A post-hoc analysis was done of NCT02703623 where men with mCRPC (n = 186) were treated for 8 weeks with abiraterone acetate, prednisone, and apalutamide (AAPA), and a satisfactory response was defined as a PSA decline >50%. Body composition was measured on baseline CT scans. Germline DNA WES was performed with a focus on variants in steroidogenic genes. Adipokine levels were measured in pre-treatment plasma.
Germline polymorphisms in 3 genes involved in androgen synthesis (AKR1C3 rs12529, CYP17A1 rs6162, SRD5A2 rs523349) were associated with differences in body composition at baseline on ADT alone (prior to receipt of AAPA). Elevated subcutaneous adipose tissue index (SATi, p = 0.02), visceral adipose tissue index (VATi, p = 0.03), and BMI (p = 0.04) were associated with satisfactory response to AAPA. Leptin had positive correlation with VATi (r = 0.47) and SATi (r = 0.48).
Inherited polymorphisms in androgen synthesis correlated with differences in body composition after exposure to ADT and warrant further investigation as candidate markers for body composition toxicity. Elevated subcutaneous and visceral adiposity were associated with improved response to ASI.

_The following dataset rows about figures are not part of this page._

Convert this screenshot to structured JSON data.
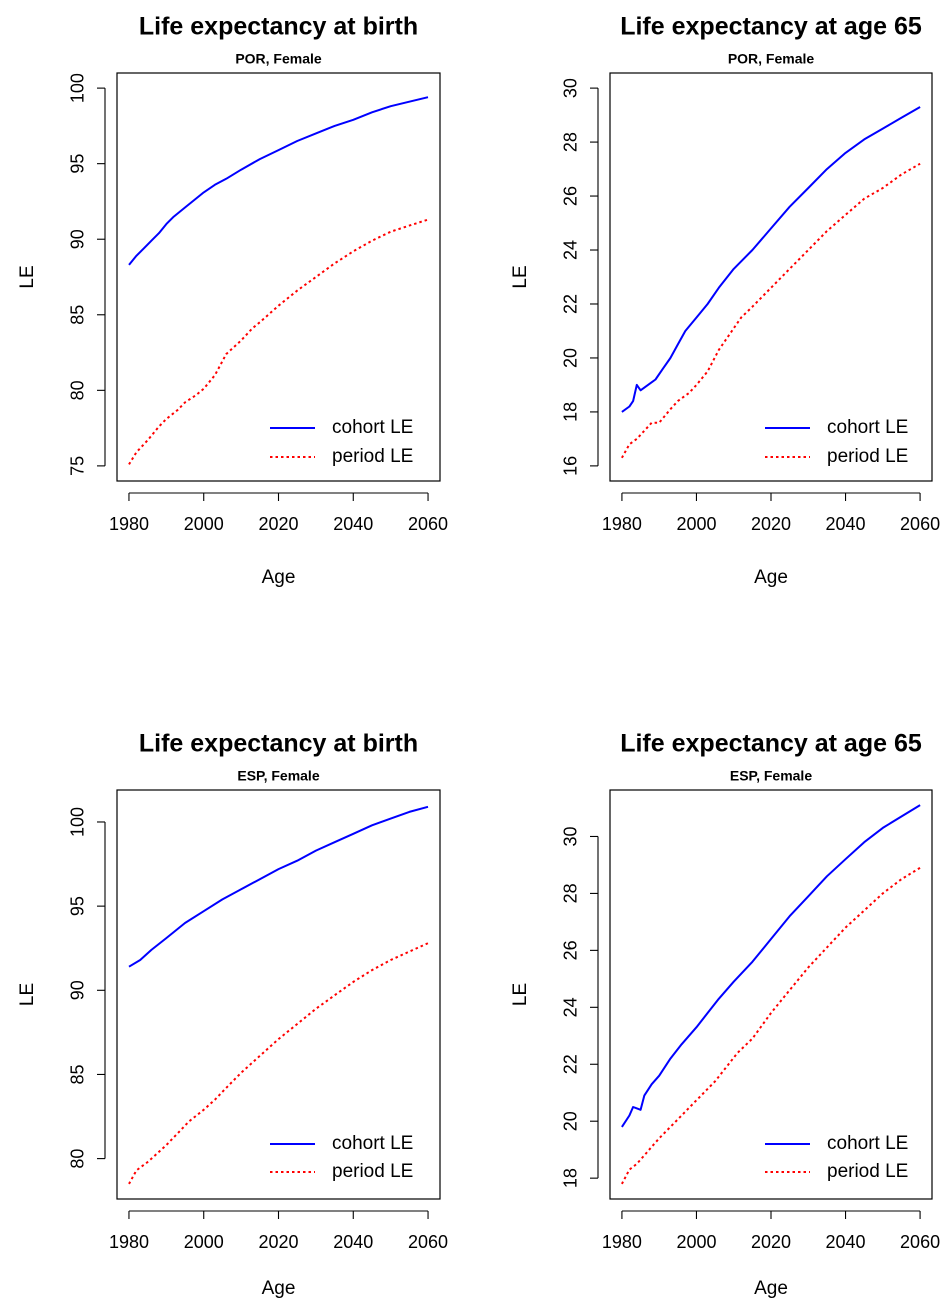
{
  "chart_data": [
    {
      "type": "line",
      "title": "Life expectancy at birth",
      "subtitle": "POR, Female",
      "xlabel": "Age",
      "ylabel": "LE",
      "xlim": [
        1980,
        2060
      ],
      "ylim": [
        75,
        100
      ],
      "xticks": [
        1980,
        2000,
        2020,
        2040,
        2060
      ],
      "yticks": [
        75,
        80,
        85,
        90,
        95,
        100
      ],
      "grid": false,
      "legend_position": "bottom-right",
      "series": [
        {
          "name": "cohort LE",
          "color": "#0000ff",
          "style": "solid",
          "x": [
            1980,
            1982,
            1984,
            1986,
            1988,
            1990,
            1992,
            1995,
            1998,
            2000,
            2003,
            2006,
            2010,
            2015,
            2020,
            2025,
            2030,
            2035,
            2040,
            2045,
            2050,
            2055,
            2060
          ],
          "y": [
            88.3,
            88.9,
            89.4,
            89.9,
            90.4,
            91.0,
            91.5,
            92.1,
            92.7,
            93.1,
            93.6,
            94.0,
            94.6,
            95.3,
            95.9,
            96.5,
            97.0,
            97.5,
            97.9,
            98.4,
            98.8,
            99.1,
            99.4
          ]
        },
        {
          "name": "period LE",
          "color": "#ff0000",
          "style": "dotted",
          "x": [
            1980,
            1982,
            1985,
            1988,
            1990,
            1993,
            1995,
            1998,
            2000,
            2003,
            2006,
            2010,
            2013,
            2015,
            2020,
            2025,
            2030,
            2035,
            2040,
            2045,
            2050,
            2055,
            2060
          ],
          "y": [
            75.1,
            75.9,
            76.7,
            77.6,
            78.1,
            78.7,
            79.2,
            79.7,
            80.1,
            81.0,
            82.4,
            83.3,
            84.1,
            84.5,
            85.6,
            86.6,
            87.5,
            88.4,
            89.2,
            89.9,
            90.5,
            90.9,
            91.3
          ]
        }
      ]
    },
    {
      "type": "line",
      "title": "Life expectancy at age 65",
      "subtitle": "POR, Female",
      "xlabel": "Age",
      "ylabel": "LE",
      "xlim": [
        1980,
        2060
      ],
      "ylim": [
        16,
        30
      ],
      "xticks": [
        1980,
        2000,
        2020,
        2040,
        2060
      ],
      "yticks": [
        16,
        18,
        20,
        22,
        24,
        26,
        28,
        30
      ],
      "grid": false,
      "legend_position": "bottom-right",
      "series": [
        {
          "name": "cohort LE",
          "color": "#0000ff",
          "style": "solid",
          "x": [
            1980,
            1982,
            1983,
            1984,
            1985,
            1987,
            1989,
            1991,
            1993,
            1995,
            1997,
            2000,
            2003,
            2006,
            2010,
            2015,
            2020,
            2025,
            2030,
            2035,
            2040,
            2045,
            2050,
            2055,
            2060
          ],
          "y": [
            18.0,
            18.2,
            18.4,
            19.0,
            18.8,
            19.0,
            19.2,
            19.6,
            20.0,
            20.5,
            21.0,
            21.5,
            22.0,
            22.6,
            23.3,
            24.0,
            24.8,
            25.6,
            26.3,
            27.0,
            27.6,
            28.1,
            28.5,
            28.9,
            29.3
          ]
        },
        {
          "name": "period LE",
          "color": "#ff0000",
          "style": "dotted",
          "x": [
            1980,
            1982,
            1984,
            1986,
            1988,
            1990,
            1993,
            1995,
            1998,
            2000,
            2003,
            2006,
            2009,
            2012,
            2015,
            2020,
            2025,
            2030,
            2035,
            2040,
            2045,
            2050,
            2055,
            2060
          ],
          "y": [
            16.3,
            16.8,
            17.0,
            17.3,
            17.6,
            17.6,
            18.1,
            18.4,
            18.7,
            19.0,
            19.5,
            20.3,
            20.9,
            21.5,
            21.9,
            22.6,
            23.3,
            24.0,
            24.7,
            25.3,
            25.9,
            26.3,
            26.8,
            27.2
          ]
        }
      ]
    },
    {
      "type": "line",
      "title": "Life expectancy at birth",
      "subtitle": "ESP, Female",
      "xlabel": "Age",
      "ylabel": "LE",
      "xlim": [
        1980,
        2060
      ],
      "ylim": [
        78.5,
        101
      ],
      "xticks": [
        1980,
        2000,
        2020,
        2040,
        2060
      ],
      "yticks": [
        80,
        85,
        90,
        95,
        100
      ],
      "grid": false,
      "legend_position": "bottom-right",
      "series": [
        {
          "name": "cohort LE",
          "color": "#0000ff",
          "style": "solid",
          "x": [
            1980,
            1983,
            1986,
            1990,
            1995,
            2000,
            2005,
            2010,
            2015,
            2020,
            2025,
            2030,
            2035,
            2040,
            2045,
            2050,
            2055,
            2060
          ],
          "y": [
            91.4,
            91.8,
            92.4,
            93.1,
            94.0,
            94.7,
            95.4,
            96.0,
            96.6,
            97.2,
            97.7,
            98.3,
            98.8,
            99.3,
            99.8,
            100.2,
            100.6,
            100.9
          ]
        },
        {
          "name": "period LE",
          "color": "#ff0000",
          "style": "dotted",
          "x": [
            1980,
            1982,
            1985,
            1988,
            1990,
            1993,
            1996,
            2000,
            2003,
            2006,
            2010,
            2015,
            2020,
            2025,
            2030,
            2035,
            2040,
            2045,
            2050,
            2055,
            2060
          ],
          "y": [
            78.5,
            79.3,
            79.8,
            80.4,
            80.8,
            81.5,
            82.2,
            82.9,
            83.5,
            84.2,
            85.1,
            86.1,
            87.1,
            88.0,
            88.9,
            89.7,
            90.5,
            91.2,
            91.8,
            92.3,
            92.8
          ]
        }
      ]
    },
    {
      "type": "line",
      "title": "Life expectancy at age 65",
      "subtitle": "ESP, Female",
      "xlabel": "Age",
      "ylabel": "LE",
      "xlim": [
        1980,
        2060
      ],
      "ylim": [
        17.8,
        31.1
      ],
      "xticks": [
        1980,
        2000,
        2020,
        2040,
        2060
      ],
      "yticks": [
        18,
        20,
        22,
        24,
        26,
        28,
        30
      ],
      "grid": false,
      "legend_position": "bottom-right",
      "series": [
        {
          "name": "cohort LE",
          "color": "#0000ff",
          "style": "solid",
          "x": [
            1980,
            1982,
            1983,
            1985,
            1986,
            1988,
            1990,
            1993,
            1996,
            2000,
            2003,
            2006,
            2010,
            2015,
            2020,
            2025,
            2030,
            2035,
            2040,
            2045,
            2050,
            2055,
            2060
          ],
          "y": [
            19.8,
            20.2,
            20.5,
            20.4,
            20.9,
            21.3,
            21.6,
            22.2,
            22.7,
            23.3,
            23.8,
            24.3,
            24.9,
            25.6,
            26.4,
            27.2,
            27.9,
            28.6,
            29.2,
            29.8,
            30.3,
            30.7,
            31.1
          ]
        },
        {
          "name": "period LE",
          "color": "#ff0000",
          "style": "dotted",
          "x": [
            1980,
            1982,
            1984,
            1986,
            1988,
            1990,
            1993,
            1996,
            1999,
            2002,
            2005,
            2008,
            2011,
            2015,
            2020,
            2025,
            2030,
            2035,
            2040,
            2045,
            2050,
            2055,
            2060
          ],
          "y": [
            17.8,
            18.3,
            18.5,
            18.8,
            19.1,
            19.4,
            19.8,
            20.2,
            20.6,
            21.0,
            21.4,
            21.9,
            22.4,
            22.9,
            23.8,
            24.6,
            25.4,
            26.1,
            26.8,
            27.4,
            28.0,
            28.5,
            28.9
          ]
        }
      ]
    }
  ]
}
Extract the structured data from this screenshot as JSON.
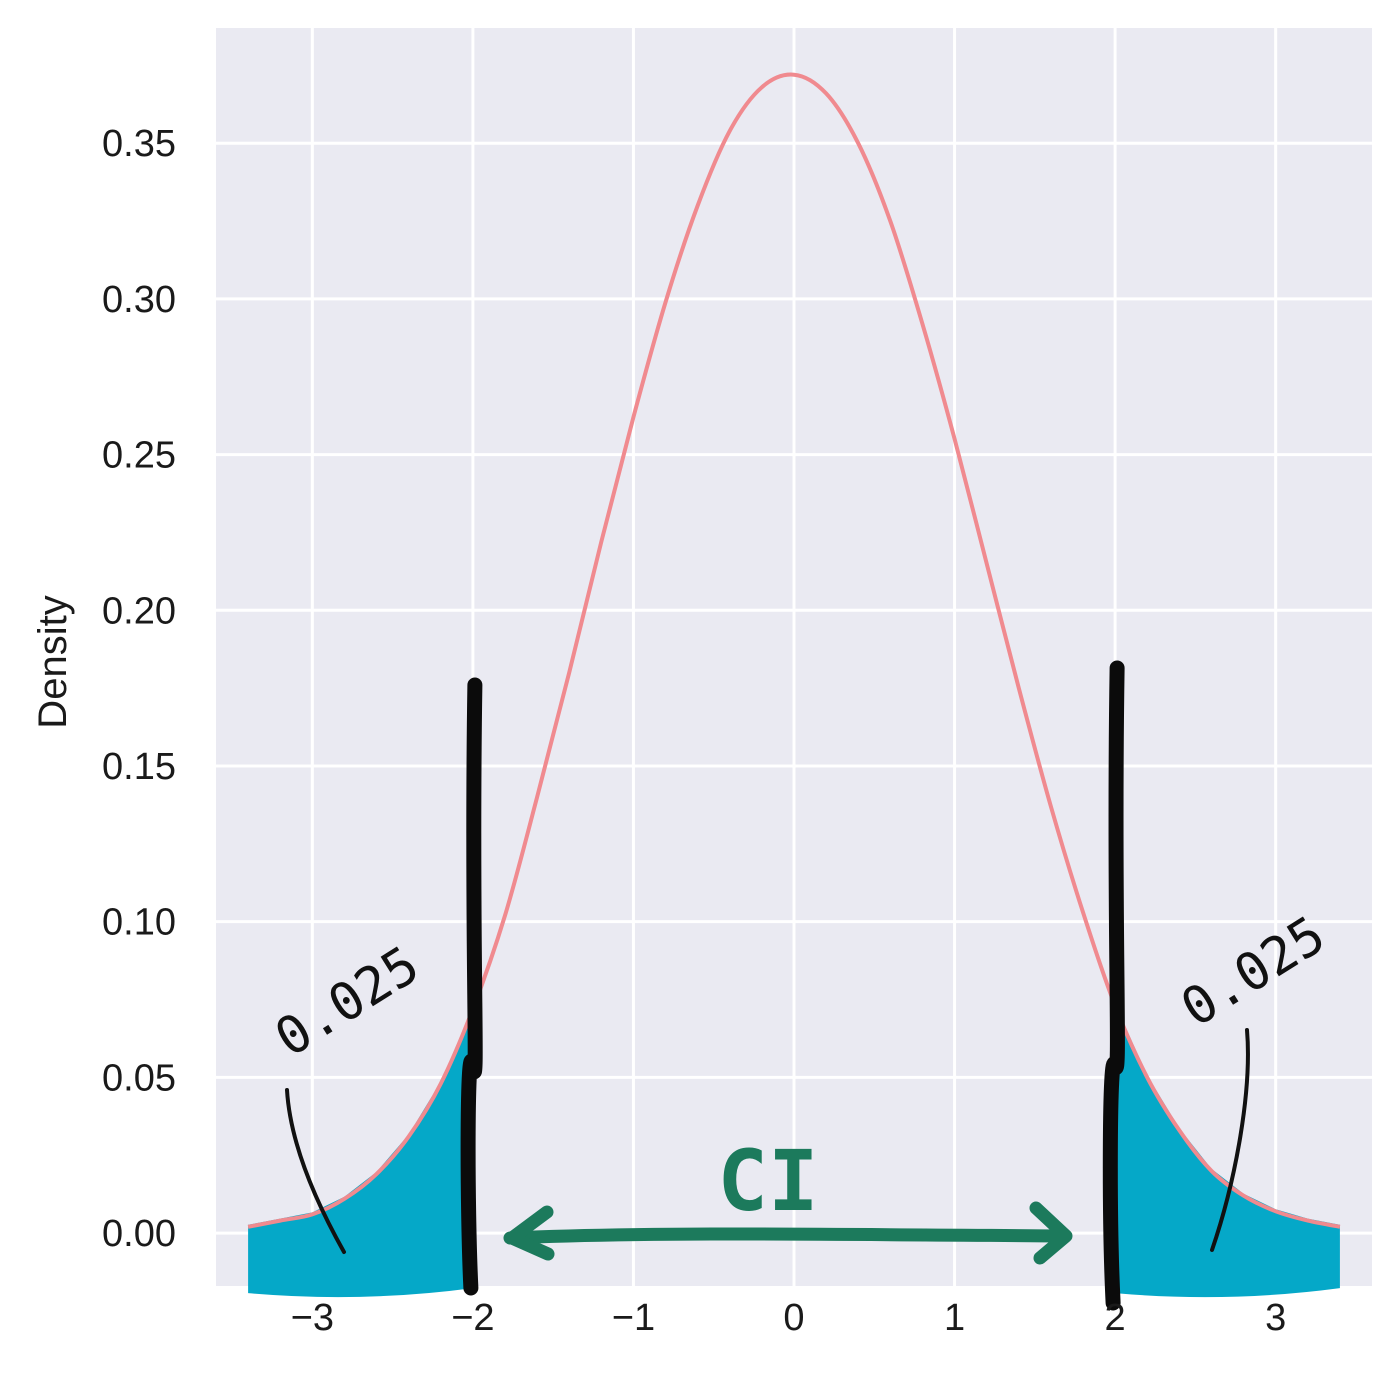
{
  "chart_data": {
    "type": "line",
    "title": "",
    "xlabel": "",
    "ylabel": "Density",
    "xlim": [
      -3.6,
      3.6
    ],
    "ylim": [
      -0.017,
      0.387
    ],
    "x_ticks": [
      "−3",
      "−2",
      "−1",
      "0",
      "1",
      "2",
      "3"
    ],
    "x_tick_values": [
      -3,
      -2,
      -1,
      0,
      1,
      2,
      3
    ],
    "y_ticks": [
      "0.00",
      "0.05",
      "0.10",
      "0.15",
      "0.20",
      "0.25",
      "0.30",
      "0.35"
    ],
    "y_tick_values": [
      0,
      0.05,
      0.1,
      0.15,
      0.2,
      0.25,
      0.3,
      0.35
    ],
    "grid": true,
    "background": "#eaeaf2",
    "curve_color": "#f08a8f",
    "series": [
      {
        "x": [
          -3.4,
          -3.2,
          -3.0,
          -2.8,
          -2.6,
          -2.4,
          -2.2,
          -2.0,
          -1.8,
          -1.6,
          -1.4,
          -1.2,
          -1.0,
          -0.8,
          -0.6,
          -0.4,
          -0.2,
          0.0,
          0.2,
          0.4,
          0.6,
          0.8,
          1.0,
          1.2,
          1.4,
          1.6,
          1.8,
          2.0,
          2.2,
          2.4,
          2.6,
          2.8,
          3.0,
          3.2,
          3.4
        ],
        "y": [
          0.002,
          0.004,
          0.006,
          0.011,
          0.019,
          0.031,
          0.048,
          0.072,
          0.102,
          0.14,
          0.18,
          0.222,
          0.262,
          0.299,
          0.33,
          0.354,
          0.368,
          0.372,
          0.366,
          0.35,
          0.325,
          0.292,
          0.255,
          0.215,
          0.175,
          0.137,
          0.103,
          0.073,
          0.05,
          0.033,
          0.02,
          0.012,
          0.007,
          0.004,
          0.002
        ]
      }
    ],
    "annotations": {
      "left_tail_label": "0.025",
      "right_tail_label": "0.025",
      "interval_label": "CI",
      "critical_values": [
        -2,
        2
      ],
      "tail_fill_color": "#05a8c8",
      "arrow_color": "#1c7a5c",
      "bound_line_color": "#0b0b0b"
    }
  }
}
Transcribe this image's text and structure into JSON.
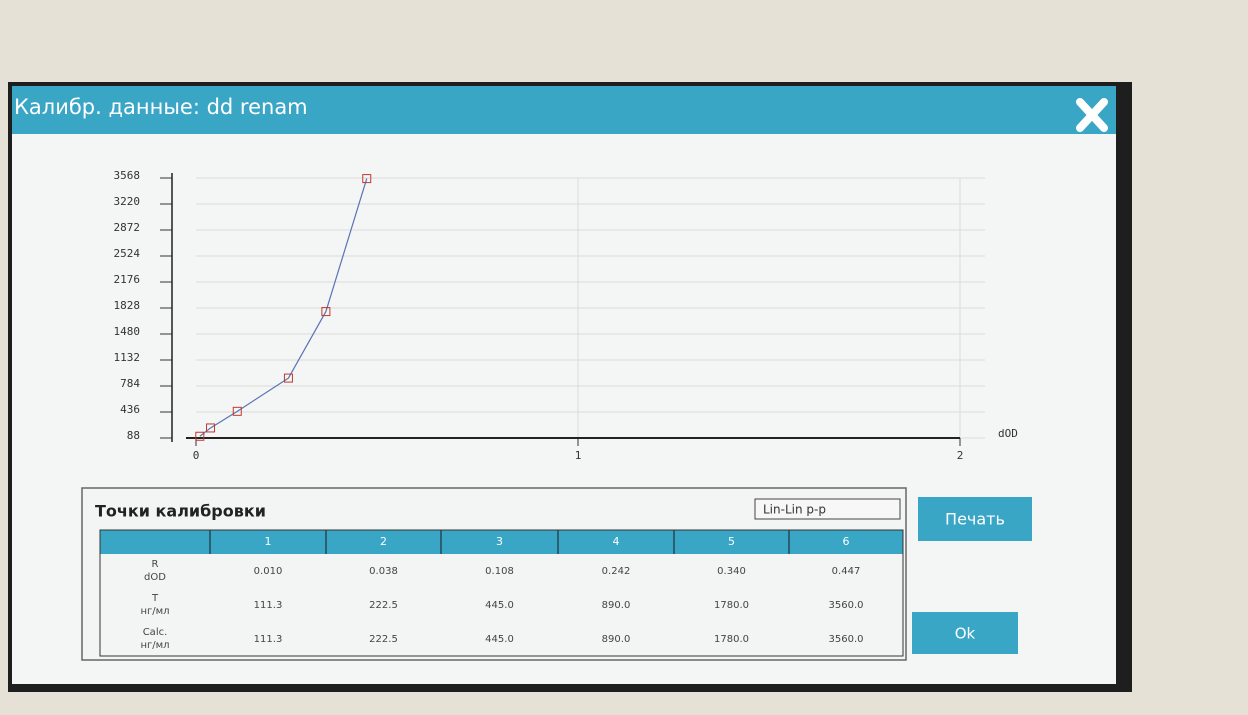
{
  "window": {
    "title": "Калибр. данные: dd renam"
  },
  "chart_data": {
    "type": "line",
    "x_label": "dOD",
    "x": [
      0.01,
      0.038,
      0.108,
      0.242,
      0.34,
      0.447
    ],
    "series": [
      {
        "color": "#5b73b5",
        "marker_color": "#c0392b",
        "values": [
          111.3,
          222.5,
          445.0,
          890.0,
          1780.0,
          3560.0
        ]
      }
    ],
    "xlim": [
      0,
      2
    ],
    "xticks": [
      0,
      1,
      2
    ],
    "ylim": [
      88,
      3568
    ],
    "yticks": [
      88,
      436,
      784,
      1132,
      1480,
      1828,
      2176,
      2524,
      2872,
      3220,
      3568
    ],
    "grid": true
  },
  "panel": {
    "title": "Точки калибровки",
    "mode": "Lin-Lin p-p"
  },
  "table": {
    "header": [
      "1",
      "2",
      "3",
      "4",
      "5",
      "6"
    ],
    "rows": [
      {
        "label": [
          "R",
          "dOD"
        ],
        "cells": [
          "0.010",
          "0.038",
          "0.108",
          "0.242",
          "0.340",
          "0.447"
        ]
      },
      {
        "label": [
          "T",
          "нг/мл"
        ],
        "cells": [
          "111.3",
          "222.5",
          "445.0",
          "890.0",
          "1780.0",
          "3560.0"
        ]
      },
      {
        "label": [
          "Calc.",
          "нг/мл"
        ],
        "cells": [
          "111.3",
          "222.5",
          "445.0",
          "890.0",
          "1780.0",
          "3560.0"
        ]
      }
    ]
  },
  "buttons": {
    "print": "Печать",
    "ok": "Ok"
  }
}
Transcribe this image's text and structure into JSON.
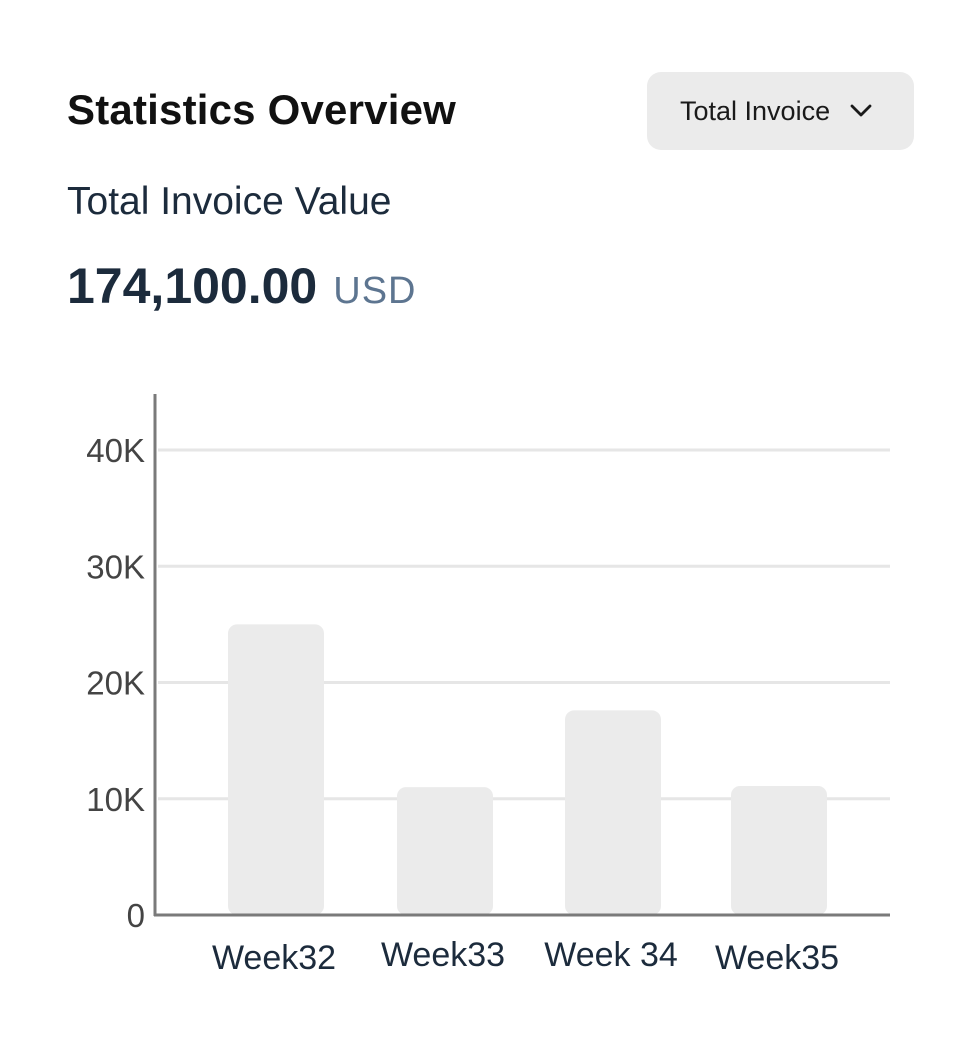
{
  "header": {
    "title": "Statistics Overview",
    "dropdown": {
      "selected": "Total Invoice",
      "icon": "chevron-down-icon"
    }
  },
  "summary": {
    "label": "Total Invoice Value",
    "value": "174,100.00",
    "currency": "USD"
  },
  "colors": {
    "bar": "#ebebeb",
    "axis": "#7a7a7a",
    "grid": "#e6e6e6",
    "text_primary": "#1c2b3c",
    "currency": "#5d7590"
  },
  "chart_data": {
    "type": "bar",
    "categories": [
      "Week32",
      "Week33",
      "Week 34",
      "Week35"
    ],
    "values": [
      25000,
      11000,
      17600,
      11100
    ],
    "ylim": [
      0,
      45000
    ],
    "yticks": [
      0,
      10000,
      20000,
      30000,
      40000
    ],
    "ytick_labels": [
      "0",
      "10K",
      "20K",
      "30K",
      "40K"
    ],
    "grid": true,
    "title": "",
    "xlabel": "",
    "ylabel": ""
  }
}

雄激素信号传导对于前列腺癌和男性健康至关重要。先前的数据表明,体脂增加在局限性前列腺癌中不利,但与转移性疾病男性的良好预后相关。了解肥胖与前列腺癌之间的生物学联系可能会优化雄激素合成抑制剂(ASI)的治疗指数。我们假设宿主肥胖和雄激素合成与转移性去势抵抗性前列腺癌(mCRPC)男性使用ASI的疗效和毒性有关。
对NCT02703623进行事后分析,其中mCRPC男性(n = 186)接受醋酸阿比特龙、泼尼松和阿帕鲁胺(AAPA)治疗8周,满意反应定义为前列腺特异性抗原(PSA)下降>50%。在基线CT扫描上测量身体成分。对种系DNA进行全外显子测序(WES),重点关注类固醇生成基因中的变异。在治疗前血浆中测量脂肪因子水平。
参与雄激素合成的3个基因(AKR1C3 rs12529、CYP17A1 rs6162、SRD5A2 rs523349)中的种系多态性与仅接受雄激素剥夺治疗(ADT,在接受AAPA之前)时基线身体成分的差异相关。皮下脂肪组织指数(SATi,p = 0.02)、内脏脂肪组织指数(VATi,p = 0.03)和体重指数(BMI,p = 0.04)升高与对AAPA的满意反应相关。瘦素与VATi(r = 0.47)和SATi(r = 0.48)呈正相关。
雄激素合成中的遗传多态性与接受ADT后身体成分的差异相关,作为身体成分毒性的候选标志物值得进一步研究。皮下和内脏肥胖增加与对ASI的反应改善相关。